Edit ModuleShow Tags

Six Photos from the Lower Midwest: 1990-1997



Joseph Rushmore

April 12, 1992
The guy people said was turning twenty crashed his Kawasaki ZX-7R into the side of the red bricked dorm. His brains came out his head, the R.A. informed a student after Earth Science. The student saw police, caution tape, a Kawasaki ZX-7R teetering on its side. “I scooped the brains back in his head.” In the picture the student absorbs the horrible news.

October 23, 1997
Unseasonably warm school auditorium. “Around the buckle of the Bible Belt.” Southern Baptist Youth Minister sweating under lights in the half-squat of High School football coaches, palms in front, addressed his all-male sophomore audience. “There’s a lot of liquid.” He said, after, “Diseases.” He pulled out a condom. The 45-minute uniquely mandatory Sex Education our soon-to-be-if-not-only-just-finished-fucking teenagers received was images of sexually-transmitted diseases accompanied by, “When it happens. And it’s gonna happen,” from the Youth Minister. In the photo, a Creek from the reservation down the road makes a circle with two fingers and sticks another finger through it for a kid three seats down.

February 17, 1990
Mullets—illegal in Iran, situationally acceptable on Ziggy Stardust—death-rattled in ‘90s America. Then-popular, obviously dooming abominations, summed by a quote on the photo’s reverse: Future in the Arts? Kindergartener side-profile to camera holding paintbrush, flaunting illegal ’do in over-the-top rakishness. Passed to high schoolers at the same school, most agreed he was gay or, worse, a
Cub Scout.

January 20, 1993
Six-year-olds “sniped” cigarettes—smoked-ones crushed underfoot—beside the auction barn inside of which they later lobbed fireworks at one another until it erupted in flames. The kid-on-the-left’s father was the auctioneer. Deep voiced, syrupy, generations of cigarettes sniped from hay. Three others wore red and gold jackets that said 49ers on the front. They said things like “Shit,” and, “Fart,” and smoked their reeking butts.

March 27, 1997
At the 4-H meet, Jonathon’s aunt swerved the story, “We told Mama we was goin’ to Ray Jones’s, but what we’s really gon’ do was find a squirrel, and eat it.
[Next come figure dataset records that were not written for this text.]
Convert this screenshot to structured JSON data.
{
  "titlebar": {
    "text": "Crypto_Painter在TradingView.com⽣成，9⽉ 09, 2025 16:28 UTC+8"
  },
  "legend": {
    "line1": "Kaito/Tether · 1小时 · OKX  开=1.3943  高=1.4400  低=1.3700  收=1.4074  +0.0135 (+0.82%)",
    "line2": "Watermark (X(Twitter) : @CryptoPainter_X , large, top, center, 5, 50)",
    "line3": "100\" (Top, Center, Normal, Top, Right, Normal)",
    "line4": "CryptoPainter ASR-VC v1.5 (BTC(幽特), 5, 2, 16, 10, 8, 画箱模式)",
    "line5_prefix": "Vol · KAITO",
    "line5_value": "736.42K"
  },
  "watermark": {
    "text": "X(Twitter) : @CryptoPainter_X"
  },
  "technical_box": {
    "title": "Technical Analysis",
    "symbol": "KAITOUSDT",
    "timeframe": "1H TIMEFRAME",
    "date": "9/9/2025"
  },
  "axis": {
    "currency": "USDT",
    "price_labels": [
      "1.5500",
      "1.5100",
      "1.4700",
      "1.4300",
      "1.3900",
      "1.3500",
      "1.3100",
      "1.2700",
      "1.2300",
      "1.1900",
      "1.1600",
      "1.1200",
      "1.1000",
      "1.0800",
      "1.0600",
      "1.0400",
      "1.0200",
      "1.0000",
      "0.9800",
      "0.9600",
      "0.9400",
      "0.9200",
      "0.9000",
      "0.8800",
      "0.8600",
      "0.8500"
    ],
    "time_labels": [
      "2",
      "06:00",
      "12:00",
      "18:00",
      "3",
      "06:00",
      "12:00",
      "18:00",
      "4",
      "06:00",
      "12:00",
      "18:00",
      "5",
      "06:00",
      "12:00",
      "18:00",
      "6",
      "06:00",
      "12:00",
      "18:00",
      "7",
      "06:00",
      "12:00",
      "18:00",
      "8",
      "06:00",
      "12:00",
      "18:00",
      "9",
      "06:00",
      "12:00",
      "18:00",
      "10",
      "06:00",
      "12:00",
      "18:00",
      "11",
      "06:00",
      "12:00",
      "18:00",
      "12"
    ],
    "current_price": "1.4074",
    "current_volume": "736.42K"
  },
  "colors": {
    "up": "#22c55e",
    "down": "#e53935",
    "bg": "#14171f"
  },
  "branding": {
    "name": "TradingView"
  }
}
Kevin was driving—You see that? He asked. Pulled over, there was a copperhead on the side of the road. Kevin got down, when it struck whipped his hand and had that snake by the neck. I swear to God.” The story whispered tranquilly to the blonde wearing a blue ribbon. In the picture, a pig pissed an enormous stream of piss.

August 30, 1994
After the Nightly News, NBC aired a rerun. David Copperfield: “The Statue of Liberty, standing 305 feet high, weighing 450,000 pounds. I’m gonna make her disappear.” Hair and jacket from the ‘80s, exuding Zack-Morris mystique—Dave knew Image-is-Everything in the American Midwest. Barely time for a self-deprecating joke, the curtains raised to applause. A Midwesterner (this August 29, 1994 NBC airing broke all-time records, besting the original, garnering five-eighths—4.6 million—of its viewership from America’s Midline) called her husband from the back to yell, “I’ve never seen a Statue of Liberty disappear the way this one did.” At recess kids beheld hill-less life-is-elsewhere neighborhoods, felt perspectives shift underneath and in all directions their dreams disappearing.